One of four CDs which celebrate the artistry of American piano virtuoso
John Browning (1933-2003), this live recital from the Phi Beta Kappa
Auditorium of the College of William and Mary in Williamsburg, Virginia
carries the significant date 22 November 1963, the evening of the
assassination of President John F. Kennedy.  Mr. Browning opens
with an announcement of his intention to proceed with an altered
program; and he requests the audience not applaud for the recital items
and stand for the Bach chorale, dedicated to the memory of the late
President Kennedy.

The rest of the program contains some of the most melting
interpretations of Chopin which Browning ever inscribed .as though the
pathos of the occasion softened his otherwise granite patina. The only
intrusion into the Chopin tragic mode is the equally poignant Schubert
theme and variations that comprise his A-flat Major Impromptu. Each of
these pieces has a valedictory aura arising from the solemnity of the
occasion, certainly, but something of the eternal as well.  The
middle section of the Chopin Fantasie had me recalling Oscar Wilde’s
quip that Chopin’s music made him regret the many sins he had never
committed.

Mr. Browning’s introductory remarks and the opening notes are missing
from the Mazurka in F Minor, Op. 63, No. 2, but the lachrymose dance
has a plastic line despite tinny sonics. Tears and raindrops combine in
the Op. 68, No. 4, whose attempt at a more extended line seems doomed.

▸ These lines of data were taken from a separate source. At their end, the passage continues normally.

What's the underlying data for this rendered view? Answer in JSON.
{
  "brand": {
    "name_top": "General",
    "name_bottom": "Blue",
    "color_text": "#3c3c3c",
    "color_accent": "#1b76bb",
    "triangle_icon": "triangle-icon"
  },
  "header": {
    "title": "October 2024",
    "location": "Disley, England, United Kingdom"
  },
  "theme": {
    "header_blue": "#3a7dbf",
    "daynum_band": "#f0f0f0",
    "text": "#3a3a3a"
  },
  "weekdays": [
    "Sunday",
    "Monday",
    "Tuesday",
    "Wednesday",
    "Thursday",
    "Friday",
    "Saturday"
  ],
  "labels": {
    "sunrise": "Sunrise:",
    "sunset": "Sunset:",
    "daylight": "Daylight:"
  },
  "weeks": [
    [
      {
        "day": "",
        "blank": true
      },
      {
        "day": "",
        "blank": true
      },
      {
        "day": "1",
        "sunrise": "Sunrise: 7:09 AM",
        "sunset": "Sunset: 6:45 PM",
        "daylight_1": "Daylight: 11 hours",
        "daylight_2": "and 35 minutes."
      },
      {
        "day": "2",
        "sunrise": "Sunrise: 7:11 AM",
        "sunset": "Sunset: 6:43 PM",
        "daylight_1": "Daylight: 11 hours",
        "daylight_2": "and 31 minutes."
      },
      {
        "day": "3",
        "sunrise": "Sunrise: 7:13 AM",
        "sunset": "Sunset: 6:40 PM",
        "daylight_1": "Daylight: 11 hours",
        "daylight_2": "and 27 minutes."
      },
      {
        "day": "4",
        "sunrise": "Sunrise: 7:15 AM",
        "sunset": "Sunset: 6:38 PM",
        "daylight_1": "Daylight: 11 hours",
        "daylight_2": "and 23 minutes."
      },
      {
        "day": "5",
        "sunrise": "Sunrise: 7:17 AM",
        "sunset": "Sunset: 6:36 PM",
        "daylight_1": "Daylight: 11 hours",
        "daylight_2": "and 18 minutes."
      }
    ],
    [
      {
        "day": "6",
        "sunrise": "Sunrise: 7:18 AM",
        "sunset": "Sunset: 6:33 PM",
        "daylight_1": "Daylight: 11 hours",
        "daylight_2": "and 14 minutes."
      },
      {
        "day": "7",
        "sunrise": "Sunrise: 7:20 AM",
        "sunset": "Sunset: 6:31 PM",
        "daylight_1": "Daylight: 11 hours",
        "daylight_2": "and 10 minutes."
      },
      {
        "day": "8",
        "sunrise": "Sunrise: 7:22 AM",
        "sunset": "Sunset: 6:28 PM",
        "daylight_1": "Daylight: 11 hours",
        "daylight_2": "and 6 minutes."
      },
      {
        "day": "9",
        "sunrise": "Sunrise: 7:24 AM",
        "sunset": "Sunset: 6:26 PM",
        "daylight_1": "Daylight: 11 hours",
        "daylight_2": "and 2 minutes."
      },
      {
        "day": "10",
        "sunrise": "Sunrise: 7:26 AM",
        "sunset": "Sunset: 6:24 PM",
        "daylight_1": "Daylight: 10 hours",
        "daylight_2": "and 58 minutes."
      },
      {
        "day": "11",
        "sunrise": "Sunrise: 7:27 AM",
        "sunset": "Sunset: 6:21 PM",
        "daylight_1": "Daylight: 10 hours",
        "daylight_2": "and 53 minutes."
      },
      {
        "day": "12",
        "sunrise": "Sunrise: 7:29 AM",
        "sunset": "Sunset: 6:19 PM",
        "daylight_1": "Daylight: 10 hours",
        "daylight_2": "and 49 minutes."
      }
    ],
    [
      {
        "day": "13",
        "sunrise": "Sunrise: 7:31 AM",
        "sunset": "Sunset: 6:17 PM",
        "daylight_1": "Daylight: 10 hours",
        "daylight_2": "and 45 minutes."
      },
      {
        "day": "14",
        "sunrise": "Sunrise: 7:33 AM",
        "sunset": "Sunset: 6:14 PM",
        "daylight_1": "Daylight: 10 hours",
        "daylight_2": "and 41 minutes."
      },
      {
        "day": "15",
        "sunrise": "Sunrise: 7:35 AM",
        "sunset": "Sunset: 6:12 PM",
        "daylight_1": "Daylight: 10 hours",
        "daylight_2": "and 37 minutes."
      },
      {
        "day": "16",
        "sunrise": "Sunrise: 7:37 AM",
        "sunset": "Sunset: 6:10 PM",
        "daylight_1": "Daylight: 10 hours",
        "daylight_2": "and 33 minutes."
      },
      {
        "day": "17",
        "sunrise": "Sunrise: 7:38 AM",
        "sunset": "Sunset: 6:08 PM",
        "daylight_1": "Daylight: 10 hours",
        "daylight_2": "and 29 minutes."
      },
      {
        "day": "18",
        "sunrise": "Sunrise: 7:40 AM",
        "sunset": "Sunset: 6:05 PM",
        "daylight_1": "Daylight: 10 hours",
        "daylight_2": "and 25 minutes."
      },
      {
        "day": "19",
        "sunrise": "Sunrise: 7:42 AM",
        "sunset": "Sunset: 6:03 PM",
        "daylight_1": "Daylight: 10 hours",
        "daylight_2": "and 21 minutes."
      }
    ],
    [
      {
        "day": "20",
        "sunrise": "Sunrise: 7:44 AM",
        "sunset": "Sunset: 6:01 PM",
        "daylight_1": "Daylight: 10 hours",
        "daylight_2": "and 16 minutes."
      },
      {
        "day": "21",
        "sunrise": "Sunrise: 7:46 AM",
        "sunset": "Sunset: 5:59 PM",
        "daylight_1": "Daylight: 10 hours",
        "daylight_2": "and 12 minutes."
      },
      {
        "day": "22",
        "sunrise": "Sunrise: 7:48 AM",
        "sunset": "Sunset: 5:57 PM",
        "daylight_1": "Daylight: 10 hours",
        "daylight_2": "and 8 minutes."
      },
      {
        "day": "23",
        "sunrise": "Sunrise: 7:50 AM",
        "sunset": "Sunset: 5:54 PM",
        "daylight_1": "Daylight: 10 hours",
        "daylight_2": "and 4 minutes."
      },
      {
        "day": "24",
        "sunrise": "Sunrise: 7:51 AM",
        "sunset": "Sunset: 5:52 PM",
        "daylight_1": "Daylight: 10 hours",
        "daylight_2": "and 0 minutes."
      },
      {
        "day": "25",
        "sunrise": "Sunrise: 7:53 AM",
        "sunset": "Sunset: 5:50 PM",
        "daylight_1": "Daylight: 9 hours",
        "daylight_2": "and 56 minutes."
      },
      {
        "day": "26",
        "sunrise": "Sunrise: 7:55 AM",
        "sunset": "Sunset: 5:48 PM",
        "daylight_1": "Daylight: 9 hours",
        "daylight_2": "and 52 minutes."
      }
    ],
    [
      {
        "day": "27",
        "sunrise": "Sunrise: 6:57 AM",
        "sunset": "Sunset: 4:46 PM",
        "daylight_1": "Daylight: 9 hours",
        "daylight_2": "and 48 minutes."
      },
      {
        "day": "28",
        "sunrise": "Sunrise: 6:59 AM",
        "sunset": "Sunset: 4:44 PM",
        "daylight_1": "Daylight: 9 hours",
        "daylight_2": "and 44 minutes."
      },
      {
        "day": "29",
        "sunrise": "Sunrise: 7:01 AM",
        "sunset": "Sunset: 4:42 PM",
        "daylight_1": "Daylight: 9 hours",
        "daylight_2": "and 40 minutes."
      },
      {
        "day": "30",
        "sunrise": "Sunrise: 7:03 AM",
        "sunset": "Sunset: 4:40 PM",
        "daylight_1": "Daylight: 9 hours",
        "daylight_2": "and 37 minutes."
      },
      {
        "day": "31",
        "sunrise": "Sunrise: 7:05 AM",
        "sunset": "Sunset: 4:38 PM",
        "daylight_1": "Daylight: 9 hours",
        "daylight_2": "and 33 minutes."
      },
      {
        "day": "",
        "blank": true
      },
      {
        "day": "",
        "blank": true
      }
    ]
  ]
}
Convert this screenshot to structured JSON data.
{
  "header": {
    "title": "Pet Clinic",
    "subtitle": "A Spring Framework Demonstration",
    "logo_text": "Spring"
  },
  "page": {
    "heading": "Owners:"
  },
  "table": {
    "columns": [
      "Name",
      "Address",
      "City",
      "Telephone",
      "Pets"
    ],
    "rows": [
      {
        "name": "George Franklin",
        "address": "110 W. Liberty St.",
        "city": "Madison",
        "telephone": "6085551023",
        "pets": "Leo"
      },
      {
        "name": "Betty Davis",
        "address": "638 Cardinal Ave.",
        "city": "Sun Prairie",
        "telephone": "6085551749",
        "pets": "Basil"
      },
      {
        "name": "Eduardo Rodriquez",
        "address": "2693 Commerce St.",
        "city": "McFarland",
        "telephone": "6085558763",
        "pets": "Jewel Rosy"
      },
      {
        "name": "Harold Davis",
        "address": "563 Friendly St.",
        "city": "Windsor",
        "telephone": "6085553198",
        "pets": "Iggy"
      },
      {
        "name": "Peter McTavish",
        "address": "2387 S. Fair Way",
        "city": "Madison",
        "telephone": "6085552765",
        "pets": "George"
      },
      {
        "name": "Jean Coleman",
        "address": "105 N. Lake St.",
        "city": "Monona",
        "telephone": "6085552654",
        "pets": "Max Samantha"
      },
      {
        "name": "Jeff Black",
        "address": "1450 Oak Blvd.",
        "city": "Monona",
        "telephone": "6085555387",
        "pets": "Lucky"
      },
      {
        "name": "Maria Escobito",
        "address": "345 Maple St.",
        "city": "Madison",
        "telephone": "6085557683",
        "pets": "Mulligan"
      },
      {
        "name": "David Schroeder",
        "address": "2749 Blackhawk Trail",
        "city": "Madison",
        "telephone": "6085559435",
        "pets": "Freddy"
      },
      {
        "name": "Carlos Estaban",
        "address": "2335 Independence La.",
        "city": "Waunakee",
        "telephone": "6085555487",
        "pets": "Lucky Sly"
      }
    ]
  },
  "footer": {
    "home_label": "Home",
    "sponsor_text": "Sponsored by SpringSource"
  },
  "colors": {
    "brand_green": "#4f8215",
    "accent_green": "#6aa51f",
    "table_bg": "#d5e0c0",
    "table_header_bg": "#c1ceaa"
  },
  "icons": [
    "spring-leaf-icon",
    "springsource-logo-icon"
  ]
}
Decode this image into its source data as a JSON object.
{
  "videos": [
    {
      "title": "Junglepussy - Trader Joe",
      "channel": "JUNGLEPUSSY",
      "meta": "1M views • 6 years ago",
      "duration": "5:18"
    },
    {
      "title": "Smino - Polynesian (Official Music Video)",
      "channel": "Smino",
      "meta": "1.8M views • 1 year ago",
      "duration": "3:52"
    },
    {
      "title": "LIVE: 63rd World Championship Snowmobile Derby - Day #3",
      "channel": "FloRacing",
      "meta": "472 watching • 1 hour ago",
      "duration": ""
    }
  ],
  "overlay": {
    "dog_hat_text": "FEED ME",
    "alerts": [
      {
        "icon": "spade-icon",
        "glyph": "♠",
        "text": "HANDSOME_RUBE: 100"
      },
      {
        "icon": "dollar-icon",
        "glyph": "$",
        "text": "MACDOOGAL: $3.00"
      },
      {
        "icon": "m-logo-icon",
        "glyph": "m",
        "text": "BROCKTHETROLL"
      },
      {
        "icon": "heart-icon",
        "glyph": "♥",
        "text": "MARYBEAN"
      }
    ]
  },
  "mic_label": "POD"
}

“And to conclude, the Sonata in B-flat Minor of Chopin.” The fierce
gallop of Chopin’s Doppio movimento is particularly grim; the step-wise
countersubject is beauty pulverized by demonic forces. Breathless, the
Scherzo urges us on as if time had run out. The rapid staccato octaves
are pure Horowitz. If the Scherzo trio did not invoke intimations of
mortality enough, the Marche funebre must have had a devastating effect
on this audience, a pathos only exacerbated by the winter winds of the
Presto, whose sound and fury may well bespeak a universal chaos.